As the old saying goes, you can’t have your cake and eat it too. Motorcycles may look cool and feel fun to drive, but they just aren’t as safe to operate when compared to automobiles. While that may be appealing to thrill seekers, more conservative individuals definitely won’t find the idea as attractive.
Motorcycles travel as fast as other vehicles, but don’t have the safety features that many car owners take for granted. First of all, because motorcycles only have two wheels that obviously makes them more unstable and inherently dangerous than cars. Secondly, they don’t have seatbelts. Because of that, the rider is much more likely to get thrown off the vehicle during an accident. Lastly, motorcycles don’t have an external frame. This means that the rider’s body will be directly exposed to the the road, debris, and other dangers of a crash.
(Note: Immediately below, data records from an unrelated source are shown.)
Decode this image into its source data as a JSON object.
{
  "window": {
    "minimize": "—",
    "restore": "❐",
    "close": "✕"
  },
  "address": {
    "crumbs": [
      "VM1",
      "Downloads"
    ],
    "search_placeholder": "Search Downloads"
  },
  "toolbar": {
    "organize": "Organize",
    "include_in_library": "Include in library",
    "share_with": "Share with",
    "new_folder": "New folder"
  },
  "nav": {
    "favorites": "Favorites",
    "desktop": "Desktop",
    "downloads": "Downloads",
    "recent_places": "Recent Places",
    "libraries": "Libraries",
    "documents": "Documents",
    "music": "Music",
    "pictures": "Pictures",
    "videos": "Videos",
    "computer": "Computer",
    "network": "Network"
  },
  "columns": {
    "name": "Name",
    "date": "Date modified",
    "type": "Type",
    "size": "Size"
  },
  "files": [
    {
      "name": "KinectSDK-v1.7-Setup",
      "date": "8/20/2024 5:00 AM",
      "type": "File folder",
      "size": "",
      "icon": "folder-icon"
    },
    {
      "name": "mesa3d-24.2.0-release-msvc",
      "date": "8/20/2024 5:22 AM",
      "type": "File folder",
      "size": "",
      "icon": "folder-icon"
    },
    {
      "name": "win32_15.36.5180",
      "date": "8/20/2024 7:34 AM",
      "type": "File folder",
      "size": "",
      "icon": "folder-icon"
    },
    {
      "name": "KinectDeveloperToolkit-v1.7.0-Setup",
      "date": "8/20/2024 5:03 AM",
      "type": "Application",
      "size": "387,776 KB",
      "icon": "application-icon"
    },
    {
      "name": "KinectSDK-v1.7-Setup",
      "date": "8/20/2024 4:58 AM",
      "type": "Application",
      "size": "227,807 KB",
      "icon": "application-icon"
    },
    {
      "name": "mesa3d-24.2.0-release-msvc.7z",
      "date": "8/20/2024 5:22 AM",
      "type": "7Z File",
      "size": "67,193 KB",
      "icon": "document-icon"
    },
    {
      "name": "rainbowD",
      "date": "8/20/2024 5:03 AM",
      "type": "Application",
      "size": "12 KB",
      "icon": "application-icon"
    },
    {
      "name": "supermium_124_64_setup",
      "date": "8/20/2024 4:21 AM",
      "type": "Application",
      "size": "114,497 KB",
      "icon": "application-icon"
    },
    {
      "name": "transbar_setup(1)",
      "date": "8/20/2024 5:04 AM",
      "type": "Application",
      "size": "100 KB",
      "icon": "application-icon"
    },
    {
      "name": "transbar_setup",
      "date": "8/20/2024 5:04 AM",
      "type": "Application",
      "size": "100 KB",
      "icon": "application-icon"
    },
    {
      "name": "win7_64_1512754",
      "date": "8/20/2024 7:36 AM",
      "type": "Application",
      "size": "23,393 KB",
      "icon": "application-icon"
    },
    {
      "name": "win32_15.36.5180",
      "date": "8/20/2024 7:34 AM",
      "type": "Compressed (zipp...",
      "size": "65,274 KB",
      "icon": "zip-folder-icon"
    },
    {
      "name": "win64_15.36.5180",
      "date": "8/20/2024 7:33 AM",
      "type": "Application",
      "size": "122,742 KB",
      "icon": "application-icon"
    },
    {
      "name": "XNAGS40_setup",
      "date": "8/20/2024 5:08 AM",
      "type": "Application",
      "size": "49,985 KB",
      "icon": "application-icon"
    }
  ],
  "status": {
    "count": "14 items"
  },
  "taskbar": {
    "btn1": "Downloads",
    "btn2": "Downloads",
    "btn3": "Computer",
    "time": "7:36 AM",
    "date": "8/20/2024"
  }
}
Fortunately, riding a motorcycle doesn’t have to be a life or death experience. There are plenty of things that a rider can do to keep himself and the people around him safe. Here are a few of these tips:
- Wear your helmet. Though this tip may seem fairly obvious, you’ll be surprised by the sheer number of riders who simply choose not to wear their helmets. This figure becomes even more significant once you consider the fact that head injuries are the most common cause of death for motorcycle riders. So, to maximize your safety and well being you should always wear your helmet whenever you’re out for a ride.
But don’t settle for any old helmet. You’ll want one that meets the minimum standards set by the Department of Transportation. A full-face helmet, which fits well and does not obstruct your field of view, will probably be your best bet.
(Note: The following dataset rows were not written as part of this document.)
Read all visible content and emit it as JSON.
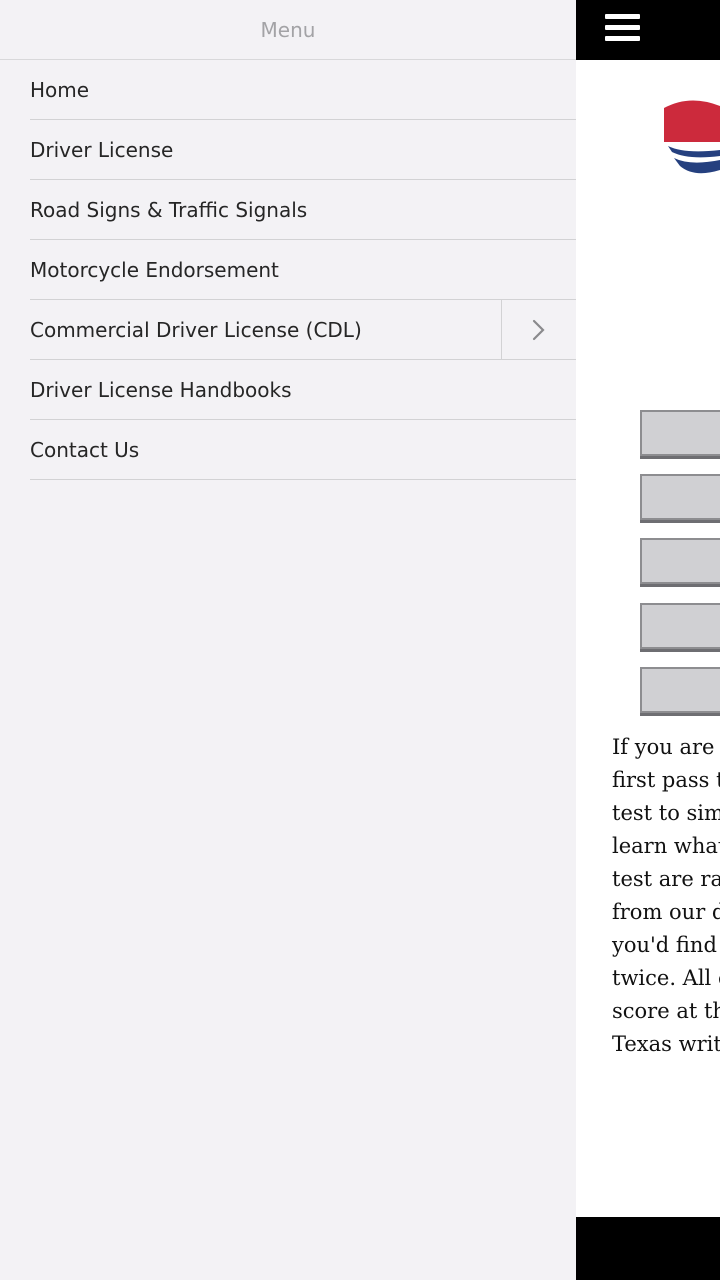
{
  "drawer": {
    "title": "Menu",
    "items": [
      {
        "label": "Home",
        "has_submenu": false
      },
      {
        "label": "Driver License",
        "has_submenu": false
      },
      {
        "label": "Road Signs & Traffic Signals",
        "has_submenu": false
      },
      {
        "label": "Motorcycle Endorsement",
        "has_submenu": false
      },
      {
        "label": "Commercial Driver License (CDL)",
        "has_submenu": true
      },
      {
        "label": "Driver License Handbooks",
        "has_submenu": false
      },
      {
        "label": "Contact Us",
        "has_submenu": false
      }
    ]
  },
  "main": {
    "menu_icon": "hamburger-menu-icon",
    "logo_icon": "shield-logo-icon",
    "colors": {
      "logo_red": "#cc2a3c",
      "logo_blue": "#25407f",
      "topbar": "#000000"
    },
    "intro_lines": [
      "If you are l",
      "first pass th",
      "test to simu",
      "learn what",
      "test are ran",
      "from our d",
      "you'd find",
      "twice. All o",
      "score at the",
      "Texas writ"
    ]
  }
}
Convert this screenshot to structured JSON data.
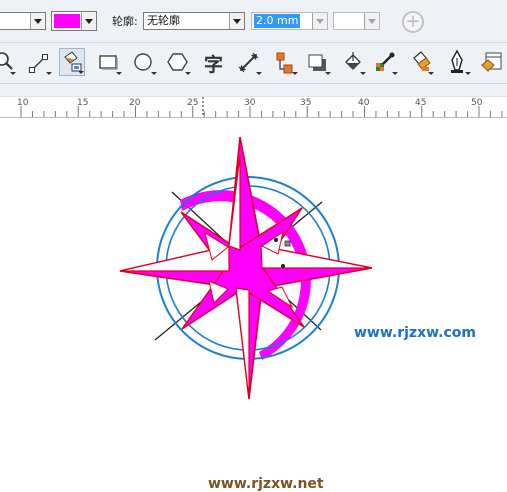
{
  "property_bar": {
    "fill_color": "#ff00ff",
    "outline_label": "轮廓:",
    "outline_style": "无轮廓",
    "outline_width": "2.0 mm",
    "add_icon": "plus-circle-icon"
  },
  "tools": [
    {
      "name": "zoom-tool",
      "icon": "magnifier-icon"
    },
    {
      "name": "connector-tool",
      "icon": "straight-line-connector-icon"
    },
    {
      "name": "smart-fill-tool",
      "icon": "smart-fill-icon"
    },
    {
      "name": "rectangle-tool",
      "icon": "rectangle-icon"
    },
    {
      "name": "ellipse-tool",
      "icon": "ellipse-icon"
    },
    {
      "name": "polygon-tool",
      "icon": "hexagon-icon"
    },
    {
      "name": "text-tool",
      "icon": "text-icon",
      "glyph": "字"
    },
    {
      "name": "dimension-tool",
      "icon": "parallel-dimension-icon"
    },
    {
      "name": "interactive-connector-tool",
      "icon": "node-connector-icon"
    },
    {
      "name": "drop-shadow-tool",
      "icon": "drop-shadow-icon"
    },
    {
      "name": "interactive-fill-tool",
      "icon": "fill-bucket-icon"
    },
    {
      "name": "eyedropper-tool",
      "icon": "eyedropper-icon"
    },
    {
      "name": "paintbucket-tool",
      "icon": "paint-bucket-icon"
    },
    {
      "name": "outline-pen-tool",
      "icon": "pen-nib-icon"
    },
    {
      "name": "object-properties-tool",
      "icon": "properties-icon"
    }
  ],
  "ruler": {
    "labels": [
      "10",
      "15",
      "20",
      "25",
      "30",
      "35",
      "40",
      "45",
      "50"
    ]
  },
  "canvas": {
    "watermark_right": "www.rjzxw.com",
    "watermark_bottom": "www.rjzxw.net",
    "colors": {
      "star_fill": "#ff00ff",
      "star_outline": "#e0001c",
      "circle_outline": "#1a7fd0",
      "guide_line": "#222222"
    }
  }
}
- Drive defensively. Keep in mind that motorcycles tend to be smaller and more difficult to spot than cars, so you should never assume that other drivers have seen you. Stay safe by being extra cautious, leaving generous amounts of space between you and other vehicles, and slowing down whenever you feel the need to. Remember that one slipup could easily cost you or someone else their life.
- Teach your passengers. While having someone to ride with can be an enjoyable experience, your passenger also has his own role when it comes to safety. Make sure that your passenger is wearing the right protective gear. Sturdy shoes, a durable jacket, and, of course, a quality helmet should be considered as standard equipment. If you’re not used to having a passenger, you should also take some time to practice in a safe environment like an empty parking lot. In particular, you’ll want to get a feel for how your motorcycle handles the extra weight.
- Watch out for bad weather. Since motorcycles are more unstable than cars, you’ll need to be extra careful when driving in bad weather. But the problem isn’t just the lack of stability. You’ll also have to contend with limited visibility because of the lack of a windshield and wipers. Moreover, riding in the rain can hurt and that pain can be an additional distraction while you’re on the road, so check the weather predictions before going out for a ride. Should there be hail, snow or heavy rain, it might be best to just leave your motorcycle at home. If driving in bad weather is unavoidable, leave a generous amount of space between you and the vehicle in front of you to account for the lack of traction. Lastly, don’t hesitate to stop and take shelter if the weather gets any worse.
- Avoid distractions. Distractions are always bad for driving, but they’re doubly so when you’re driving a motorcycle. Always stay on your guard and focus all of your attention on the road, traffic, and pedestrians. In addition, don’t listen to music, stay off your phone, and remove other potential sources of distraction.